In 2006, the central agency took a more significant step by creating eleven dispatched inspection centres all over China, an idea modelled on the regional offices of the US EPA. These inspection centres, although based locally, report directly to, and are funded by the political centre. But as “dispatched” centers, they do not touch the existing power on the local level, and are sometimes seen as interfering with the local governments exercising their legitimate authority.

Balance

Since then, the central agency has made little further progress in the direction of vertical management. In 2008, when it was upgraded into a full ministry, it even had to fight off speculations about more concentration of power. A key obstacle to pushing through the initiative is the concern that it may fragment and cripple governance at the local level. With more and more departments reporting to the top, there is a risk of excessive regulatory interference in disregard of local needs.

More fundamentally, China’s environmental law holds local governments ultimately accountable for environmental quality within their own jurisdiction. If they are deprived of key enforcement authority, how can they be accountable for what they are unable to control?

This is probably why in the recent decision by the Party, only a few specific functions of the environmental apparatus are to be further centralised, and these functions (including environmental monitoring and internal inspection) are mainly means for higher level departments to hold their subordinates accountable. Local governments will retain key functions, such as the inspection of industrial facilities that allow them to enforce environmental regulations at the local level.
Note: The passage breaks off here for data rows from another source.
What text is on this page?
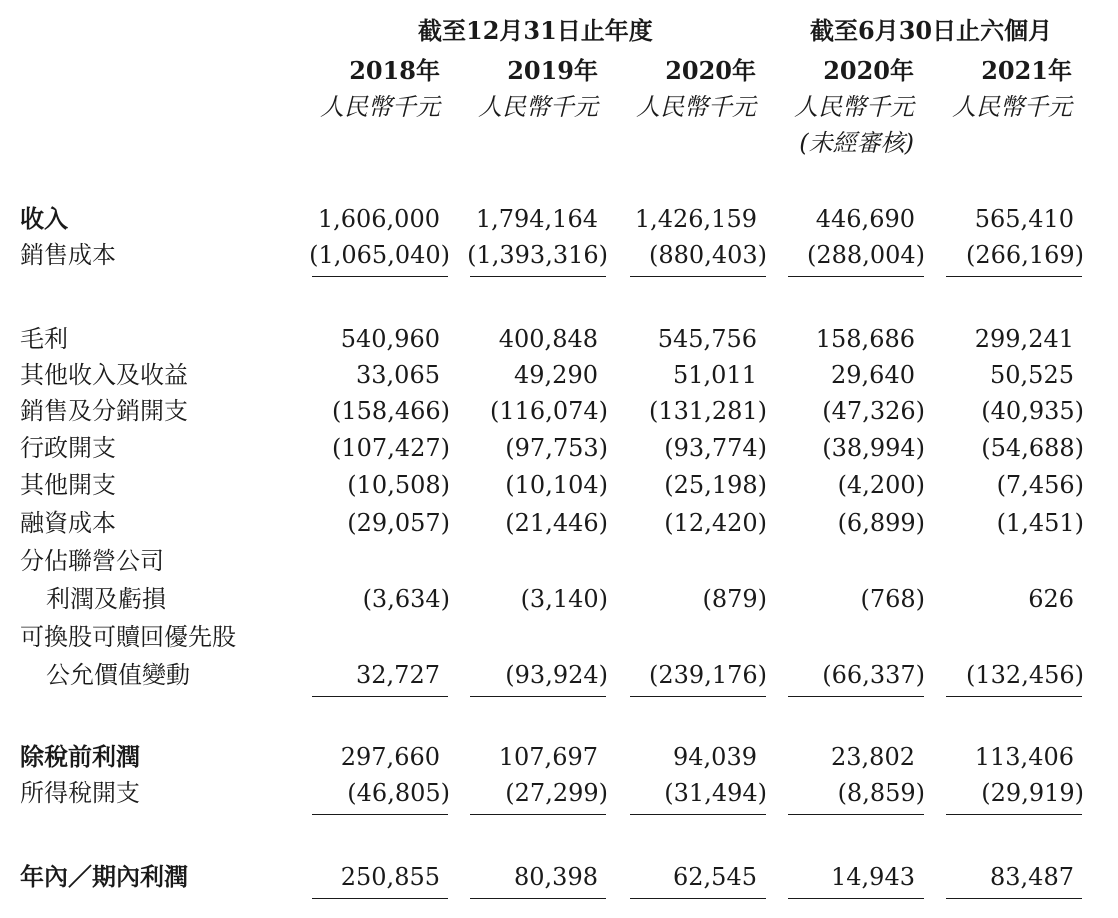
截至12月31日止年度	截至6月30日止六個月
2018年	2019年	2020年	2020年	2021年
人民幣千元	人民幣千元	人民幣千元	人民幣千元	人民幣千元
(未經審核)
收入	1,606,000 1,794,164 1,426,159 446,690 565,410
銷售成本	(1,065,040) (1,393,316) (880,403) (288,004) (266,169)
毛利	540,960 400,848 545,756 158,686 299,241
其他收入及收益	33,065	49,290	51,011	29,640	50,525
銷售及分銷開支	(158,466) (116,074) (131,281) (47,326) (40,935)
行政開支	(107,427) (97,753) (93,774) (38,994) (54,688)
其他開支	(10,508) (10,104) (25,198)	(4,200)	(7,456)
融資成本	(29,057) (21,446) (12,420)	(6,899)	(1,451)
分佔聯營公司
利潤及虧損	(3,634)	(3,140)	(879)	(768)	626
可換股可贖回優先股
公允價值變動	32,727	(93,924) (239,176) (66,337) (132,456)
除稅前利潤	297,660 107,697	94,039	23,802 113,406
所得稅開支	(46,805) (27,299) (31,494)	(8,859) (29,919)
年內／期內利潤	250,855	80,398	62,545	14,943	83,487
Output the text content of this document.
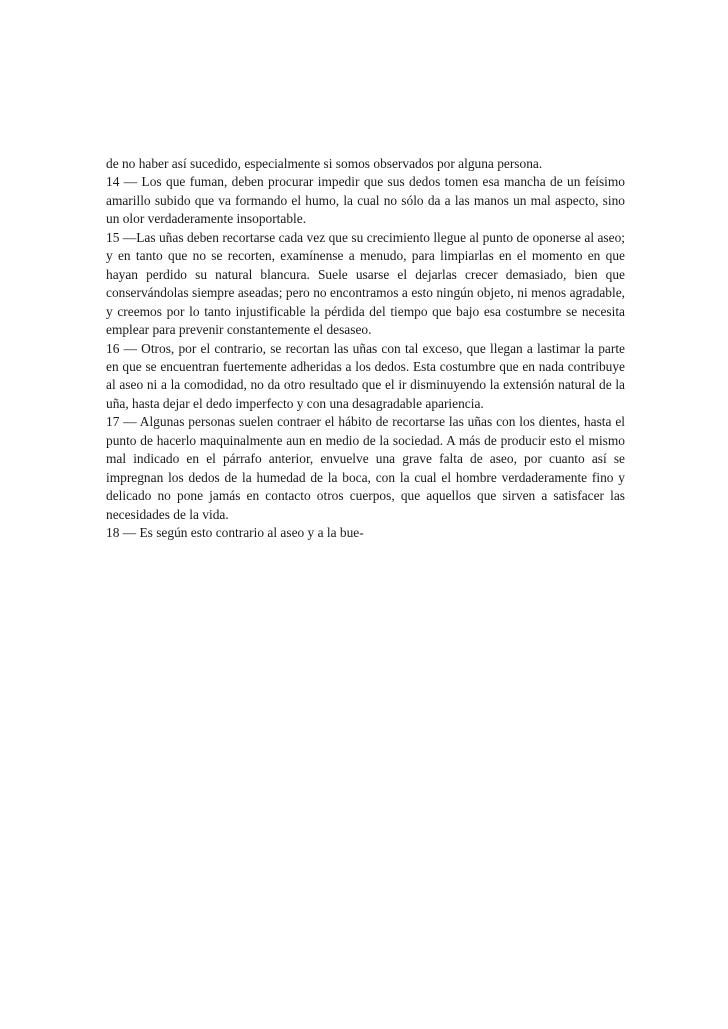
de no haber así sucedido, especialmente si somos observados por alguna persona.

14 — Los que fuman, deben procurar impedir que sus dedos tomen esa mancha de un feísimo amarillo subido que va formando el humo, la cual no sólo da a las manos un mal aspecto, sino un olor verdaderamente insoportable.

15 —Las uñas deben recortarse cada vez que su crecimiento llegue al punto de oponerse al aseo; y en tanto que no se recorten, examínense a menudo, para limpiarlas en el momento en que hayan perdido su natural blancura. Suele usarse el dejarlas crecer demasiado, bien que conservándolas siempre aseadas; pero no encontramos a esto ningún objeto, ni menos agradable, y creemos por lo tanto injustificable la pérdida del tiempo que bajo esa costumbre se necesita emplear para prevenir constantemente el desaseo.

16 — Otros, por el contrario, se recortan las uñas con tal exceso, que llegan a lastimar la parte en que se encuentran fuertemente adheridas a los dedos. Esta costumbre que en nada contribuye al aseo ni a la comodidad, no da otro resultado que el ir disminuyendo la extensión natural de la uña, hasta dejar el dedo imperfecto y con una desagradable apariencia.

17 — Algunas personas suelen contraer el hábito de recortarse las uñas con los dientes, hasta el punto de hacerlo maquinalmente aun en medio de la sociedad. A más de producir esto el mismo mal indicado en el párrafo anterior, envuelve una grave falta de aseo, por cuanto así se impregnan los dedos de la humedad de la boca, con la cual el hombre verdaderamente fino y delicado no pone jamás en contacto otros cuerpos, que aquellos que sirven a satisfacer las necesidades de la vida.

18 — Es según esto contrario al aseo y a la bue-
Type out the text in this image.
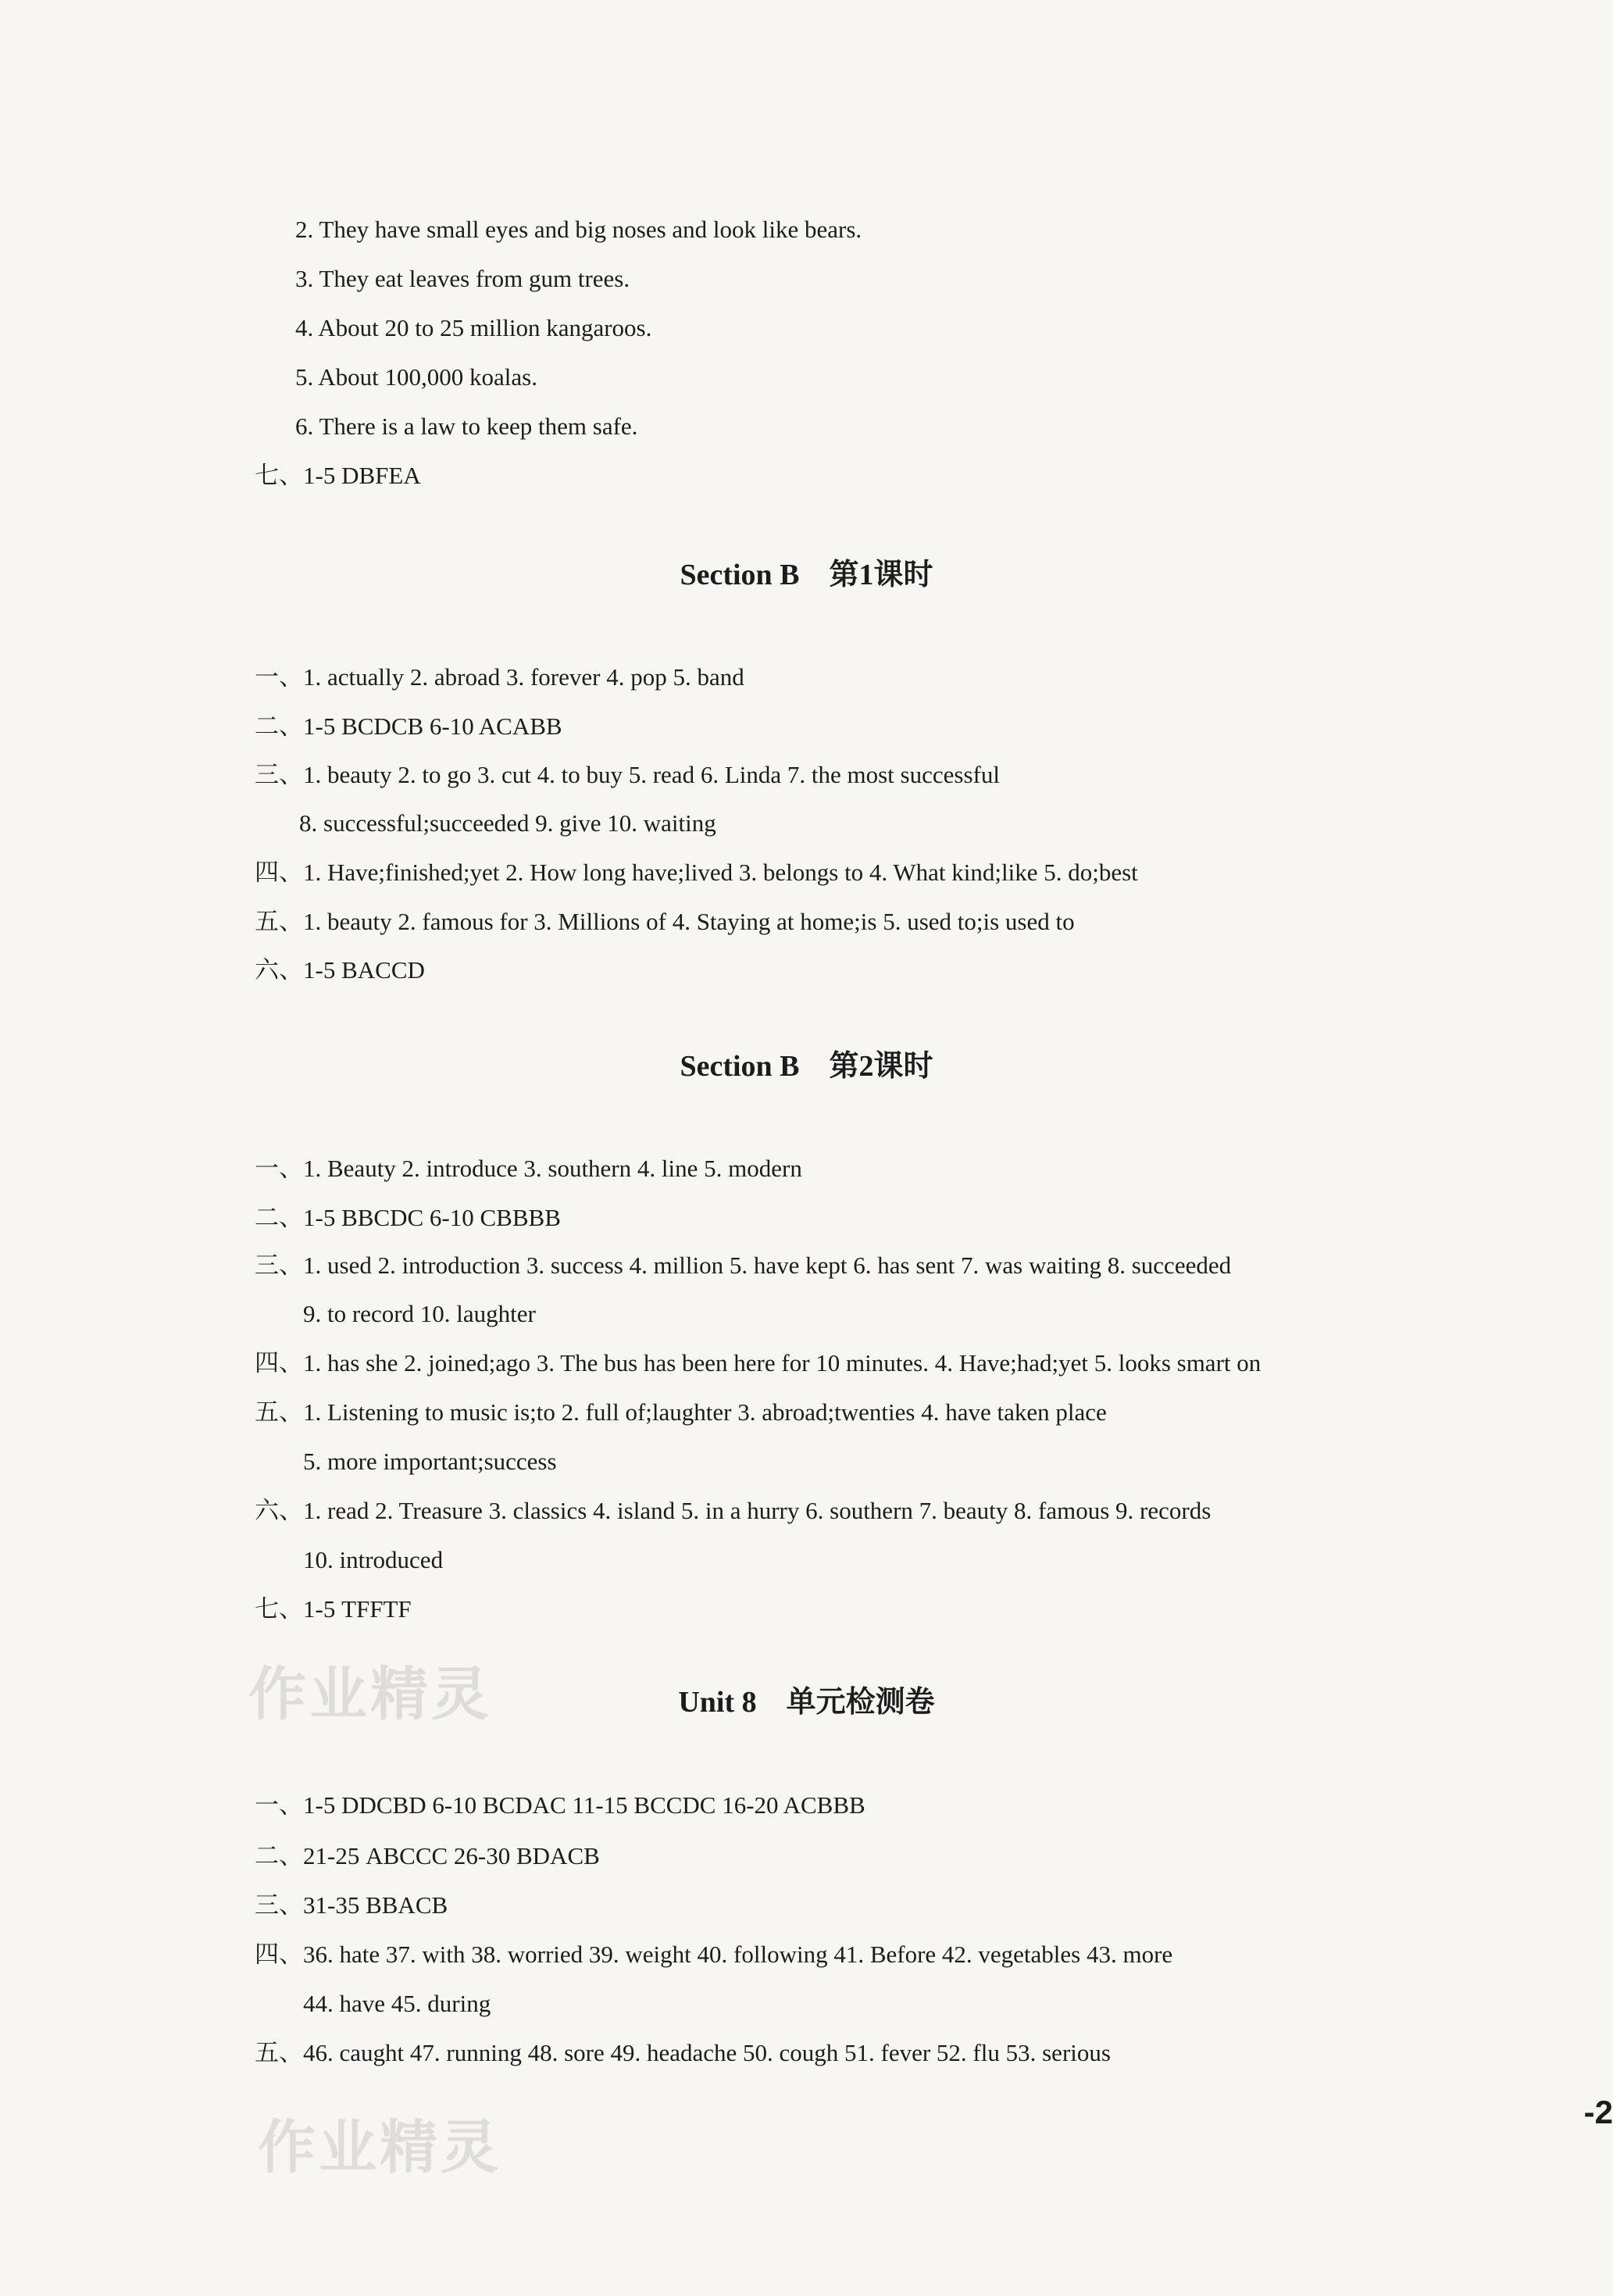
2. They have small eyes and big noses and look like bears.
3. They eat leaves from gum trees.
4. About 20 to 25 million kangaroos.
5. About 100,000 koalas.
6. There is a law to keep them safe.
七、1-5 DBFEA
Section B 第1课时
一、1. actually 2. abroad 3. forever 4. pop 5. band
二、1-5 BCDCB 6-10 ACABB
三、1. beauty 2. to go 3. cut 4. to buy 5. read 6. Linda 7. the most successful
8. successful;succeeded 9. give 10. waiting
四、1. Have;finished;yet 2. How long have;lived 3. belongs to 4. What kind;like 5. do;best
五、1. beauty 2. famous for 3. Millions of 4. Staying at home;is 5. used to;is used to
六、1-5 BACCD
Section B 第2课时
一、1. Beauty 2. introduce 3. southern 4. line 5. modern
二、1-5 BBCDC 6-10 CBBBB
三、1. used 2. introduction 3. success 4. million 5. have kept 6. has sent 7. was waiting 8. succeeded
9. to record 10. laughter
四、1. has she 2. joined;ago 3. The bus has been here for 10 minutes. 4. Have;had;yet 5. looks smart on
五、1. Listening to music is;to 2. full of;laughter 3. abroad;twenties 4. have taken place
5. more important;success
六、1. read 2. Treasure 3. classics 4. island 5. in a hurry 6. southern 7. beauty 8. famous 9. records
10. introduced
七、1-5 TFFTF
Unit 8 单元检测卷
一、1-5 DDCBD 6-10 BCDAC 11-15 BCCDC 16-20 ACBBB
二、21-25 ABCCC 26-30 BDACB
三、31-35 BBACB
四、36. hate 37. with 38. worried 39. weight 40. following 41. Before 42. vegetables 43. more
44. have 45. during
五、46. caught 47. running 48. sore 49. headache 50. cough 51. fever 52. flu 53. serious
作业精灵
作业精灵
-2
The tug of war between the centre and local is a perpetual theme of Chinese politics ever since a centralised state was established more than 2,000 years ago. Whenever the centre feels threatened by a perceived weakening of its will, an almost instinctive call for centralisation would emerge. But as some observers have pointed out, the ultimate challenge lies in the ability to hold local governments accountable at the local level, through local media, public opinion or the judiciary, and not relying on a paternalistic centre to keep an eye on everything.